John’s shoulder crashed into something, sending sharp pain through his whole body, and he realised it was a wooden plank from the deck. He shoved Peter up on to it and clung to its splintered side as he kept kicking. He could see little in the driving silver sheets of rain, but he thought he glimpsed dots of light somewhere in the distance, a bobbing line like torches on shore. He feared it could be merely a mirage, the cold and hunger making him see such things, but he kicked towards it. There seemed no choice.
* * *
At last, after swimming until his legs felt they would fall off, his feet felt something beneath them, the shift of sand and rocks. The tide tried to push him back away from that tiny security, but he fought to regain it. With a great surge of a wave, they washed on to a rocky beach.
John collapsed on to his back, staring up into the boiling, stormy sky. He had never felt such pain in his life, even when he was stabbed through the thigh at Leiden or hit over the head with a chamber pot in a public-house brawl in Madrid, but mostly he felt—alive. The wind was cold on his face, as if giving him new breath, and even the pain sustained him because it meant he was still on earth.
‘Peter,’ he gasped. ‘We’re on land.’ He turned his head and saw what he had feared all along—making land would not help poor, idealistic Peter now, for he was dead.
Dead, as John himself would surely be soon if he did not find a way out of the storm. He forced himself to stagger to his feet, even as stabbing, dagger-like pains shot through his body. He gritted his teeth, ignored it and kept moving forward. Always forward.
He came to a stand of boulders, which blocked the small spit of rocky land where he had washed up from a larger beachhead. He peered around the rocks to see a scene out of a poem. Towering cliffs, pale in the storm, rose to meet a castle at its crest, a strong, fortified crenelated building of dark grey stone, surrounded by tiny whitewashed cottages. That was where he had seen the light, a bobbing line of torches making their way down a steep set of stairs cut in the cliffs.
He opened his mouth to shout out, but some instinct held back his words. He could not know who these people were, friends or foes. They could not know who he was, either. If they were loyal Englishmen, they would consider him a Spanish enemy.
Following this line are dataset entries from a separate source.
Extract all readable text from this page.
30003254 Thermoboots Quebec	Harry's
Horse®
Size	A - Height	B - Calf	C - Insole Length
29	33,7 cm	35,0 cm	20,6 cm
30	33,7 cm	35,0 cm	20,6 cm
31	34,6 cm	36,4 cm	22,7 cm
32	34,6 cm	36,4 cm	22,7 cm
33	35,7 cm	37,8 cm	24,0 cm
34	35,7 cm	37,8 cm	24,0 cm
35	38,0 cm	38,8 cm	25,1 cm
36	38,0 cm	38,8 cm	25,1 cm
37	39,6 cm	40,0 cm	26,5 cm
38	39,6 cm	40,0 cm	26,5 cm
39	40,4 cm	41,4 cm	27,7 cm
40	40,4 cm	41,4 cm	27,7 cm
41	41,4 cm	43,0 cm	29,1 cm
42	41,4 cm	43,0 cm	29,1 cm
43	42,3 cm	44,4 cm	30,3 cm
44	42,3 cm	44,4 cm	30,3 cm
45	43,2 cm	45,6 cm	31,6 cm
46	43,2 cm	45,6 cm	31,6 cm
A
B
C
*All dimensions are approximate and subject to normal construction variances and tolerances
For a few moments, he watched as they moved closer and he glimpsed the gleam of torchlight on armoured breastplates. Soldiers, then.
He pushed back the waves of pain and managed to stagger up a sloping hill to a stand of boulders, half-hidden in reeds. He collapsed to his knees just as he heard the first screams, the first clash of blades.
‘Nay...’ he gasped, but the pain had dug its claws into him again. He collapsed and darkness closed in around him.